Niger : le Fonds africain de développement accorde un financement de 16 millions de dollars pour appuyer l’approfondissement du secteur financier et l’inclusion financière

Niger : le Fonds africain de développement accorde un financement de 16 millions de dollars pour appuyer l’approfondissement du secteur financier et l’inclusion financière

Le Conseil d’administration du Fonds africain de développement, le guichet de prêts concessionnels du Groupe de la Banque africaine de développement, a approuvé, le 24 novembre 2022 à Abidjan, un financement de 16 millions de dollars américains sous forme de prêt et de don au Niger pour mettre en œuvre le Projet d’approfondissement du secteur financier et d’inclusion financière. Le projet va permettre d’assurer une meilleure mobilisation des ressources longues pour les prestataires de services financiers et d’améliorer l’inclusion financière des populations vulnérables notamment les femmes, les jeunes, les populations vivant en milieu rural et les micros, petites et moyennes entreprises. De façon spécifique, le projet va contribuer à mettre en place un mécanisme de financement propice et adapté aux besoins des micros, petites et moyennes entreprises à travers la capitalisation du Fonds de développement de l’inclusion financière et le renforcement des capacités techniques et opérationnelles des prestataires de services financiers, notamment les systèmes financiers décentralisés.
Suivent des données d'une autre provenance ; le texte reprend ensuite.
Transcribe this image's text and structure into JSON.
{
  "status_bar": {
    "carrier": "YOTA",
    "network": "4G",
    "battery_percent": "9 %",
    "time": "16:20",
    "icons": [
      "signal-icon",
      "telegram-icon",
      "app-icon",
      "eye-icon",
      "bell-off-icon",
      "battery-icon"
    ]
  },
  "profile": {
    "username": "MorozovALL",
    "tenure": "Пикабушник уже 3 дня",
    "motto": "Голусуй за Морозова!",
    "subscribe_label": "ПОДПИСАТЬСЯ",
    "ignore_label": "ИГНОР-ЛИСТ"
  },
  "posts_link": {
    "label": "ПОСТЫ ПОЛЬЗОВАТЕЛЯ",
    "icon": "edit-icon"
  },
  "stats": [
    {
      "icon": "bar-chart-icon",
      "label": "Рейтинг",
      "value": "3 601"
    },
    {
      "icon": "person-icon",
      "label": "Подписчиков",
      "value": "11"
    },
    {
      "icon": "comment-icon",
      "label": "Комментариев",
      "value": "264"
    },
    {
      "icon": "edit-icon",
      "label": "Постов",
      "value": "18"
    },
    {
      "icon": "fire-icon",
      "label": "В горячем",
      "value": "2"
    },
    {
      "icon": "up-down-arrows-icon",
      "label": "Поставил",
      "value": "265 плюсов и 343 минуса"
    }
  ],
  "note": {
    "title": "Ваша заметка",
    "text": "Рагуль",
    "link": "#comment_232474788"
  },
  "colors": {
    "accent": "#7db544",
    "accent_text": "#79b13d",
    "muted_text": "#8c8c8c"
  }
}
Cela leur permettra de développer des produits et services financiers adaptés aux besoins des populations. Tout ceci, dans une perspective d’une plus grande résilience du secteur financier et de la réduction de la pauvreté au Niger.  Ahmed Attout, chef de la Division du développement des marchés de capitaux à la Banque africaine de développement a déclaré à propos de ce financement : « Nous nous réjouissons de cette collaboration entre le Groupe de la Banque africaine de développement et le Niger. En renforçant les capacités du Fonds de développement de l’inclusion financière et des prestataires de services financiers, ce projet va contribuer à diversifier les sources de financement des petites et moyennes entreprises nigériennes et augmenter l’inclusion financière au Niger ».  Le ministre nigérien des Finances, Ahmat Jidoud a salué « cet appui de la Banque africaine de développement qui va renforcer les capacités techniques et financières à plus long terme des prestataires des services financiers au Niger, en particulier les systèmes financiers décentralisés, ce qui permettra d’élargir l’accès aux services financiers au plus grand nombre de nos populations, notamment celles vivant en milieu rural ».